Magistrado  ponente  

STC13255-2022  

Radicación  n° 11001-02-03-000-2022-03328-00  

(Aprobado  en sesión de cinco de octubre de dos mil veintidós)  

Bogotá,  D.C., cinco (5) de octubre de dos mil veintidós (2022).  

Se  decide la acción de tutela instaurada por David Arnoldo  Salazar Rodriguez contra la Sala Civil-Familia del Tribunal Superior  del Distrito Judicial de Barranquilla y el Juzgado Sexto de Familia  de esa localidad, a cuyo trámite se vinculó a las  partes e intervinientes en el proceso objeto de la queja  constitucional.  

ANTECEDENTES  

1.  El promotor del amparo, a través de apoderado judicial,  reclamó protección de su prerrogativa al debido  proceso,  que  dice vulnerada por las sedes judiciales accionadas, por lo que pidió  que se ordene al Tribunal «dictar  la providencia correspondiente reconociendo que el leasing sí  genera derechos en cabeza de las partes».  De manera subsidiaria, solicitó que se ordene al juzgado  convocado «resolver  lo pertinente sobre el decreto de la prueba del contrato de leasing».  

2.  Son hechos relevantes para la definición del presente asunto  los siguientes:  

2.1.  David  Arnoldo Salazar Rodriguez promovió acción de  liquidación de sociedad conyugal contra Verónica  del Pilar Flores Sepúlveda.  

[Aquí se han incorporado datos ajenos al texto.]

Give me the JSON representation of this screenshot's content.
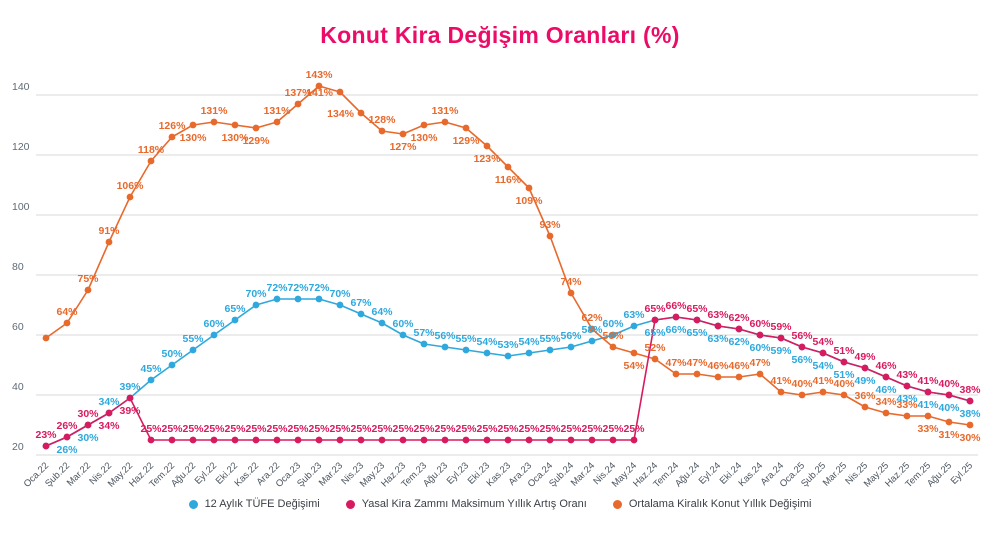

2.2.  Admitido el libelo y notificada la enjuiciada, se adelantó  diligencia de inventarios y avalúos, en la que el actor  relacionó, como activo de la sociedad conyugal, «el  100% de los derechos sobre el contrato de leasing del bien inmueble…  identificado con la matrícula inmobiliaria No.040-80150»,  partida que avaluó en $596’145.000;  mientras que la demandada incluyó el mismo bien, pero precisó  que limitaba el aporte al «70%  del contrato de leasing»,  avaluándolo en $459.741.555.  

2.3.  Adelantada la prenotada audiencia, en la que se formularon objeciones  a los inventarios y avalúos presentados, el 17 de mayo de  2022, el juzgado accionado resolvió las referidas objeciones,  excluyendo «del  activo social la partida primera correspondiente al inmueble  identificado con folio de matrícula 040-80150»,  decisión que apeló el demandante, siendo confirmada con  providencia del 12 de septiembre pasado.  

2.4.  En síntesis, expresó el gestor del resguardo que el  juzgado accionado «excluyó  los derechos derivados del contrato de leasing del bien inmueble  aduciendo que el contrato…. no fue anexado como prueba por  ninguna de las partes»,  dejando de valorar el «histórico  de pagos… donde figuran canceladas todas las cuotas del  referido contrato de leasing, con lo cual estaría únicamente  pendiente de cancelar la opción de compra».  

2.5.  Agregó que los falladores accionados desconocieron que la  demandada «consintió  y no objetó en ningún momento, ni el activo ni el valor  monetario dado al contrato de leasing, dejando sentado que, lo único  que quedaba pendiente por cancelar era la opción de compra»;  y que el ad  quem convocado  «tuvo  como causa para la exclusión de los derechos derivados del  contrato de leasing, el hecho de que la propiedad no apareciera en  cabeza de ninguno de los cónyuges»,  sin tener en cuenta que «lo  perseguido eran las acciones o derechos… derivados de dicho  contrato y no el bien en sí mismo».  

2.6.  También destacó que no se tuvo en cuenta que en el  decurso procesal se demostró que «las  cuotas del leasing fueron canceladas íntegramente con dineros  gananciales y durante la vigencia de la sociedad conyugal, no  quedando ninguna pendiente»,  por lo que «se  [consolidó] en cabeza de la locataria…, Verónica  del Pilar Flórez Sepúlveda, derecho patrimonial de  contenido económico, tal como el derecho de opción de  compra»,  que debió ser incluido dentro de los inventarios y avalúos  efectuados en el trámite acusado.  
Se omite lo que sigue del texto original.